Ela saía em direção ao ponto do ônibus, ele ficava ali no fio da navalha, garantindo o sustento da família. Filhos criados, netos em dobro. Ajuda para um, presentinho para outro. Não podia se dar ao luxo de viver com uma merreca de aposentadoria.
Pelo caminho, ela cumprimentava a todos por que passava sendo reverenciada com respeito. Acena daqui, aconselha dali, promessas de quermesses e, nossa... Apertava o passo, pois se perdesse aquele circular, só depois de duas horas para pegar outro.
A amiga morava numa cidade grande, a cem quilômetros dali. Cultivava esse hábito semanal há muitos anos. No começo, o marido até tentara dissuadi-la ensaiando um ciumezinho, mas logo cedeu aos caprichos de sua Nona. Ela o convencera dizendo que arejava a mente, espairecia um pouco para aguentar a lida do dia a dia. E de mais a mais, que mal havia num joguinho?

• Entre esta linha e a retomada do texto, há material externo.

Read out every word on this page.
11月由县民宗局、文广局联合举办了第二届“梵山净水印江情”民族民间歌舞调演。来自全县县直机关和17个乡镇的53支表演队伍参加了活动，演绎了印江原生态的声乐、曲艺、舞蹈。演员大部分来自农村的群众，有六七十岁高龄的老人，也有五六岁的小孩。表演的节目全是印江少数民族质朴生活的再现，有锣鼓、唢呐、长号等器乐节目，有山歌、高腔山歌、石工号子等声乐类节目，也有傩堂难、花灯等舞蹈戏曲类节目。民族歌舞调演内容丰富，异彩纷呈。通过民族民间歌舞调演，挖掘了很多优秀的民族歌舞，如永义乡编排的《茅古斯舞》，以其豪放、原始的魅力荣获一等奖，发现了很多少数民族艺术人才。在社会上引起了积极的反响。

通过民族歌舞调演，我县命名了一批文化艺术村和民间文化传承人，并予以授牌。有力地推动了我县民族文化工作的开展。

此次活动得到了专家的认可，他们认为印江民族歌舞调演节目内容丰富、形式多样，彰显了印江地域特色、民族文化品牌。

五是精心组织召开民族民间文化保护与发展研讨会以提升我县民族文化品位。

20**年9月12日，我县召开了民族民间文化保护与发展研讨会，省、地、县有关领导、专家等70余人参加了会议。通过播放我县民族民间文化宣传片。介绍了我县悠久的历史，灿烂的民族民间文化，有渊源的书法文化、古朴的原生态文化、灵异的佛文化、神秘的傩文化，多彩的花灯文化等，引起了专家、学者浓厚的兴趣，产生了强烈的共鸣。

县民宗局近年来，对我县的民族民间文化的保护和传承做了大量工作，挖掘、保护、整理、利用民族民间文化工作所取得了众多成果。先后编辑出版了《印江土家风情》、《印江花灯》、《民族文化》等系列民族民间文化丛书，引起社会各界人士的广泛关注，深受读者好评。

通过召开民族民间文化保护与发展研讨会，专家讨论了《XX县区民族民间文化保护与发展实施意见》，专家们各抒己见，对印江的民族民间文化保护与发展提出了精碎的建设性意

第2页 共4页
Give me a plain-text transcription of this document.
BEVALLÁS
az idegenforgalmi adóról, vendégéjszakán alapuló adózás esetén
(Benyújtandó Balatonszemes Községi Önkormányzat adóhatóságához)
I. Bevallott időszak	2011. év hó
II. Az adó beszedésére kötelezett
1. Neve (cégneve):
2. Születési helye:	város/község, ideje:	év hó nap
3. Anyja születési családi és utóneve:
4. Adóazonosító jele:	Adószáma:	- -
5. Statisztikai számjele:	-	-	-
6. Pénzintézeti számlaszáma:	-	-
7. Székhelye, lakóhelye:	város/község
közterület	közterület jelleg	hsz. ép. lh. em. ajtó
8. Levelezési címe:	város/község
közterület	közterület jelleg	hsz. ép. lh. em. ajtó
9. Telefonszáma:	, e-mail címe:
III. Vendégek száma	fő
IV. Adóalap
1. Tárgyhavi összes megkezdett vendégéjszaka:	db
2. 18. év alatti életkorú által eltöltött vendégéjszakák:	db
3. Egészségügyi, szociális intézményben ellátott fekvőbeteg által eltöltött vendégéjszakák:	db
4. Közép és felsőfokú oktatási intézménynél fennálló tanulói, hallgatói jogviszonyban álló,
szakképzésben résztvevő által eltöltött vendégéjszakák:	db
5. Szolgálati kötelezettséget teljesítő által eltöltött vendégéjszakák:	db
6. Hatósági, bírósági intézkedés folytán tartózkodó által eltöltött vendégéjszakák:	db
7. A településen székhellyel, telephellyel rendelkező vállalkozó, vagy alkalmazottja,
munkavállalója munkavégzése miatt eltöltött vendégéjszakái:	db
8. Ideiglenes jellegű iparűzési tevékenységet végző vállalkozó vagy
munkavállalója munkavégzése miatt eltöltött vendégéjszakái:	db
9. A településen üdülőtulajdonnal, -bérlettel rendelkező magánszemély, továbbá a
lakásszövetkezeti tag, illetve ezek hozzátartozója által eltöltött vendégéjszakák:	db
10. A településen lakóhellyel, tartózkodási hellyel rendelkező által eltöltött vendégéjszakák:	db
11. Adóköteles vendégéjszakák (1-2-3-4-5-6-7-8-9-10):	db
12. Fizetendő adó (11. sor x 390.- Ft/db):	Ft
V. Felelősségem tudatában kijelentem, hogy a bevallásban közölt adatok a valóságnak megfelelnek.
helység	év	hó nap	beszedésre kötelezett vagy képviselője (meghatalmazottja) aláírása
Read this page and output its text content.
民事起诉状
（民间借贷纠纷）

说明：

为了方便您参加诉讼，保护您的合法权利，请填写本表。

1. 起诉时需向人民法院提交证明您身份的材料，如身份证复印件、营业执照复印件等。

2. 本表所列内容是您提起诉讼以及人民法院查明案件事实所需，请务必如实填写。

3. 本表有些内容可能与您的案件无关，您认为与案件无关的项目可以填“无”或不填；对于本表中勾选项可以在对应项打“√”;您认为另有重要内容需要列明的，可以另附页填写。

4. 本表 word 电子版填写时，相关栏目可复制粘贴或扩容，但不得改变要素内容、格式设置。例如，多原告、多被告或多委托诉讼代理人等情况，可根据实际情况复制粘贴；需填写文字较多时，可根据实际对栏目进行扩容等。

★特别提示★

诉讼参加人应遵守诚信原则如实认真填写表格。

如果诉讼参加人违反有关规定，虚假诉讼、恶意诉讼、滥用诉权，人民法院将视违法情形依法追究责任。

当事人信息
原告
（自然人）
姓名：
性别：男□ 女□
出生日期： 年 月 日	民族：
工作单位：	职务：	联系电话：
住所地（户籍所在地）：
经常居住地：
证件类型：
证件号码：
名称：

─ Você não vê que volto outra, amor?
Quando ela falava assim com ele, fazendo charme e cheia de dengo, ele se derretia. E, realmente, voltava outra. Sorriso no rosto, cútis maravilhosa, olhos faiscantes... É, as partidinhas de biriba faziam mesmo bem a sua mulher. Com o tempo, passou até a lembrá-la quando parecia que ela esquecia. Temia pelo mau humor no fim de semana se o joguinho falhasse por qualquer motivo.
Depois de uma hora e meia, ela desceu do ônibus com os olhos pescadores. Olhava atentamente à frente para encontrar aquela pessoa querida. O combinado era, dali mesmo da área de desembarque, saírem para o encontro costumeiro. Não queriam desperdiçar nenhum momento. Assim procediam há anos. Sentiu as mãos familiares taparem seus olhos. O perfume era inconfundível. Ela mesma escolhera de presente de aniversário. Arrepiou-se toda.
─ Escobar!
Ele a virou, sorrindo.
─ Você sempre acerta, meu amor...
─ Bobinho, quem mais haveria de ser?!
Eles se beijaram como dois adolescentes enamorados. O terminal rodoviário lotado nem reparou. Eram apenas dois apaixonados no encontro da semana.